В тот же день после обеда Джим вошёл в кабинет Солтера и предупредил:
— Я иду пить чай.
— Хорошо. Вы последнее время стали очень аккуратно заниматься этой приятной операцией. А что это вы покраснели, Джим? Речь идёт о девушке, наверно?
— Нет, сэр, — громче обычного ответил Джим. — Я, правда, иногда встречаю одну мою знакомую, но…
— Тогда торопитесь и кланяйтесь от меня. Женщины не любят, когда мужчины опаздывают.
Джим стремительно закрыл за собой дверь и быстро опустился по лестнице. Действительно, он опаздывал. Но, когда увидел свой столик не занятым, вздохнул облегчённо. Через минуту к нему подошла кельнерша, сияя лучезарной улыбкой.
— Ваша барышня ещё не приходила, сэр. Вам принести всё, как всегда?
— Да, пожалуйста.
В этот момент в дверях появилась девушка, и Джим поторопился к ней навстречу. Она была высока ростом и хороша собой. Не стану описывать её красоту, но поверьте, при виде её ни один мужчина не остался бы равнодушен.
— Ты извини, я немного опоздала, — сказала она с обезоруживающей улыбкой. — У нас в ателье была прескучная герцогиня, которую мне пришлось фотографировать в семнадцати различных позах. Она не очень хороша собой, и с такими всегда больше всего хлопот.
— Что поделаешь. Единственная возможность хорошо выглядеть для людей с посредственными лицами заключается в хорошей фотографии, — пошутил Джим.
Ева служила в большом фотоателье на Рэджент-Стрит. Джим случайно познакомился с ней в этом же кафе. С этого времени они часто встречались в обеденные часы за чаем. Однажды Джим попытался пригласить её в театр, но она отказалась наотрез. Когда были съедены первые бутерброды, разговор стал неспешным, будто продолжением вчера прерванной беседы.
— И как продвигаются ваши поиски молодой девушки?

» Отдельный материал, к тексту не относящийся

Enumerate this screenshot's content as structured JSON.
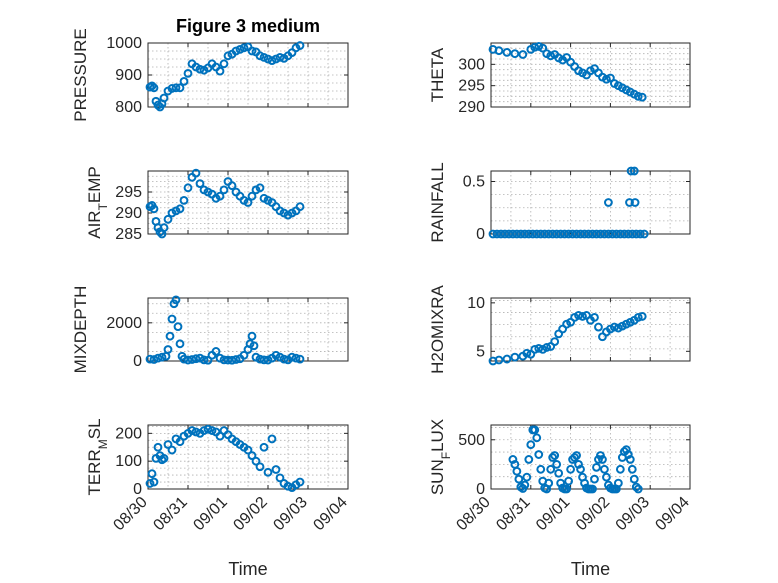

— Мистер Солтер объяснил мне сегодня, что дело мало в чём изменится, даже если я её найду.
— Однако было бы интересно, мне так хочется, чтобы ребёнок оказался живым.
— Не следует питать особых иллюзий. Меня лично больше всего обрадовало бы то обстоятельство, если бы вы оказались пропавшей наследницей.
— Вы неисправимый фантазёр, — откровенно смеялась Ева. — К сожалению, я дочь бедных, но честных родителей, как говорится в нравоучительных рассказах.
— Не торопитесь с выводами. Ваш отец жил в Южной Африке?
— Да, он был музыкантом. Маму я мало помню. Но она была чудесным человеком.
— А где вы родились?
— В Капштадте. Джим, мы этот диалог с вами ведём не первый раз, только одного не пойму, с какой целью вы стремитесь найти давно пропавшую женщину?
— Потому что я не хочу, чтобы этот гнусный тип стал наследником дентоновских миллионов.
— А кто этот человек? Вы не назвали его даже по имени.
— Его зовут Дигби Гроут.
При этом имени от Джима не укрылось, как реагировала Ева.
— Что с вами?
— Я вдруг вспомнила, что наш первый фотограф сказал о том, что миссис Гроут — сестра Джонатана Дентона.
— Вам знакома семья Гроутов?
— Я её не знаю… Во всяком случае, моя информация поверхностна. Но я получаю место секретарши у госпожи Гроут.
— И вы мне об этом ничего не сказали? — воскликнул он. — Конечно, — понимая, что поступил бестактно, пытался оправдаться он, — вам совершенно незачем делиться своими планами, но…
— Я об этом только сегодня узнала. Мистер Гроут в сопровождении своей матери приходил фотографироваться. Кстати, это уже не первое их посещение. Но я как-то не обратила внимания. Сегодня мой шеф вызвал к себе и сказал, что миссис Гроут нужна секретарша. И что я вполне могла бы справиться с её обязанностями. Мне будут платить пять фунтов в неделю. При этом гарантирован полный пансион.
— А когда миссис Гроут решила завести себе секретаршу?
— Этого я не знаю. А почему вы об этом спрашиваете?
— Месяц тому назад она посещала наше бюро, и мистер Солтер посоветовал ей завести секретаршу для приведения в порядок корреспонденции. Она отказалась категорически, так как не хочет иметь в доме чужого человека.
— Очевидно, она изменила свою точку зрения, — сказала Ева, улыбаясь.
— Да. Значит, мы больше с вами не будем встречаться за чаем. Когда вы приступаете к работе?
— Завтра утром.
Джим вернулся в контору в прескверном настроении. «Кажется, дружище, ты влюблён» — сказал он себе.